Sizzling, triple-digit temperatures have stalled the growth of some pear varieties in the Rogue Valley, while hastening peach picking.

Pear trees divert energy from developing fruit to survival during the sustained 100-degree-plus heat, and usually don't make up for lost time.

"It's difficult to get much growth in this excessive heat," said Mike Naumes, president of Naumes Inc. "It's a concern because the pears were quite a ways along, and the last couple of weeks is when the fruit really grows. So heat of this magnitude really hurts."

Depending on orchard location, the scorching heat has sunburned some pears. Comice, which possess a red blush when they're picked, can turn brown on the outside when they're in excessive heat.

"They can end up in the cull line because the brown can get into the flesh," Naumes said.

Overall, the crop appears good and hasn't been touched by hail.

Naumes launched its local harvest Friday, picking Star Crimson pears, in two blocks — one off Carpenter Hill Road south of Medford and another on Suncrest Road east of Talent.

"This is a fairly normal starting time, but last year we were 10 days earlier," Naumes said.

By noon, pickers had left the orchard, with extreme heat and smoke taking their toll.

"It seems like we're getting fires more often lately than in the past," Naumes said. "It's just kind of difficult for everyone out there in that environment. Sometimes the heat holds down, but it's not happening this year."

Bartlett pear harvest is slated for Aug. 14, followed by the comice crop. Picking of Bosc, Naumes' primary local crop, begins the first week of September.

"Despite these 10 days or two weeks of hot weather, the Boscs are sizing fairly well at this point," he said. "I don't know if it's my imagination, but it seems like they got off to a better start this year, and they've got quite a bit of growing time left."

What doesn't have a lot of growing time left are the peaches at Meyer Orchard.

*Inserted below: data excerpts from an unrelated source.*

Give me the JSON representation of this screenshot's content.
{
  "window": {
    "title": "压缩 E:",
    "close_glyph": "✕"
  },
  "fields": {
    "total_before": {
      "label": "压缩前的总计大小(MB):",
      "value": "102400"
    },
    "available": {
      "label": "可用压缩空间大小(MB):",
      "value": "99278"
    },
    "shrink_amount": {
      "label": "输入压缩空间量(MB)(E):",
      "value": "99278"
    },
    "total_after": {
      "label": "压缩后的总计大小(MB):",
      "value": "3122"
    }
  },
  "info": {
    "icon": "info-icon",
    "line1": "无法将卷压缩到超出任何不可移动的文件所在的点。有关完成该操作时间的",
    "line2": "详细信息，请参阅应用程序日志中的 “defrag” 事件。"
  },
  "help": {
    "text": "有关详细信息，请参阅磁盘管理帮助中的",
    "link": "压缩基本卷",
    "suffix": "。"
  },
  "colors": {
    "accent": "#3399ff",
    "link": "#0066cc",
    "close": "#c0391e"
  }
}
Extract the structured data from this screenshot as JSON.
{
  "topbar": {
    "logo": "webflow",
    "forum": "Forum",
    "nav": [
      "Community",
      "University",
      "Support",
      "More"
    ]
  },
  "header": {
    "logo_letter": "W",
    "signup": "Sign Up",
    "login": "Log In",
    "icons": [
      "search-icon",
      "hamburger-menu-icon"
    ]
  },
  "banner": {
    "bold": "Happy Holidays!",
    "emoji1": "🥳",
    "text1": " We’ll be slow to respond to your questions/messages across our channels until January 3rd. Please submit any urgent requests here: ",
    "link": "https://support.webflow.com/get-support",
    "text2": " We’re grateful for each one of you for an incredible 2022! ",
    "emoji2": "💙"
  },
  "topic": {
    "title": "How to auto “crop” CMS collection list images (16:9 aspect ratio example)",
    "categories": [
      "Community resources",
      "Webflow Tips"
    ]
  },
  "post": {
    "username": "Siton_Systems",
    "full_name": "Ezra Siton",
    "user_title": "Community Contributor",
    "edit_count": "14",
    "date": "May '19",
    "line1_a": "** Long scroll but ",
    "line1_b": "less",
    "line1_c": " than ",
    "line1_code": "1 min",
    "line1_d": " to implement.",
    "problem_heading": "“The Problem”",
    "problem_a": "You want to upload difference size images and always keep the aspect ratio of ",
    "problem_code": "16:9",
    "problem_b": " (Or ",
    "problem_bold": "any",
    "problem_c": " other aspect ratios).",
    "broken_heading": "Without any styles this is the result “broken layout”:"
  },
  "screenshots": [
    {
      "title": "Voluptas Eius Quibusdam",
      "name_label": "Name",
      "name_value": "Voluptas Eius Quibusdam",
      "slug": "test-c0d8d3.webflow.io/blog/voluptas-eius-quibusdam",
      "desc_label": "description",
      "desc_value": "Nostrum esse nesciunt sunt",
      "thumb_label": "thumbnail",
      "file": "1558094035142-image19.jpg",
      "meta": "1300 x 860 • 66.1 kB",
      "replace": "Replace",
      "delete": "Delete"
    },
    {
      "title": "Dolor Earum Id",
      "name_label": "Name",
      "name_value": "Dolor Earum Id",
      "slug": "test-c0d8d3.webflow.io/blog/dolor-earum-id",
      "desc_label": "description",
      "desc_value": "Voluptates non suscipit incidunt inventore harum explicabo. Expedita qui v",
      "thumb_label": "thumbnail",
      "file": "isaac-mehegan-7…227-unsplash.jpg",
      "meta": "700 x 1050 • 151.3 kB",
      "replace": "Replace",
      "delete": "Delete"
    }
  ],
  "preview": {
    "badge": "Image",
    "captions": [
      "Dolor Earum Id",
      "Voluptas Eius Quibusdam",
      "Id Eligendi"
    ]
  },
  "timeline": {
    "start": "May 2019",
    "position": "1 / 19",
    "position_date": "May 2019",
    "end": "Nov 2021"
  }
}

Even for longtime orchardist Ron Meyer, who grows 100 acres of pears and eight acres of peaches outside Talent, this is among the hottest summers in memory.

"I've seen 114 degrees twice," Meyer said. "The first time I experienced it was 65 years ago."

The good news is that he's had a plenty of irrigation water to keep up with the heat.

On the other hand, his peaches have been ripening quickly.

"The warm weather actually makes the peaches more flavorful," Meyer said.

He began harvesting the first of five varieties July 24. The peaches mature in sequence, with each variety's harvest lasting about 10 days.

"When it gets hot during peach picking, you have to be on top of the harvest," he said. "Otherwise, you get overripe fruit."

Local wine grapes are generally harvested in September and October.

Alex Levin, an assistant professor at the Southern Oregon Research and Extension Center on Hanley Road, said the heat wave came early enough not to be an extreme factor.

"If this would have happened three weeks later, it would have been bad for flavor and color development," Levin said. "When grapes are still green and the berry is hard, it can withstand the heat. Once it starts to ripen, heat can be bad."

He suggests growers bump up irrigation 20 to 25 percent on account of the heat.

"The tricky part is that most people aren't keeping the wine grapes watered," he said.

Normal watering would have to be abandoned for at least a week, he said.

"You want to control stress and relieve stress due to the high temperatures," Levin said.

He said photosynthesis continues for the vines, but the result differs.

"It's just not as efficient," Levin said. "Like people, they've got to drink a little more water and they'll be fine."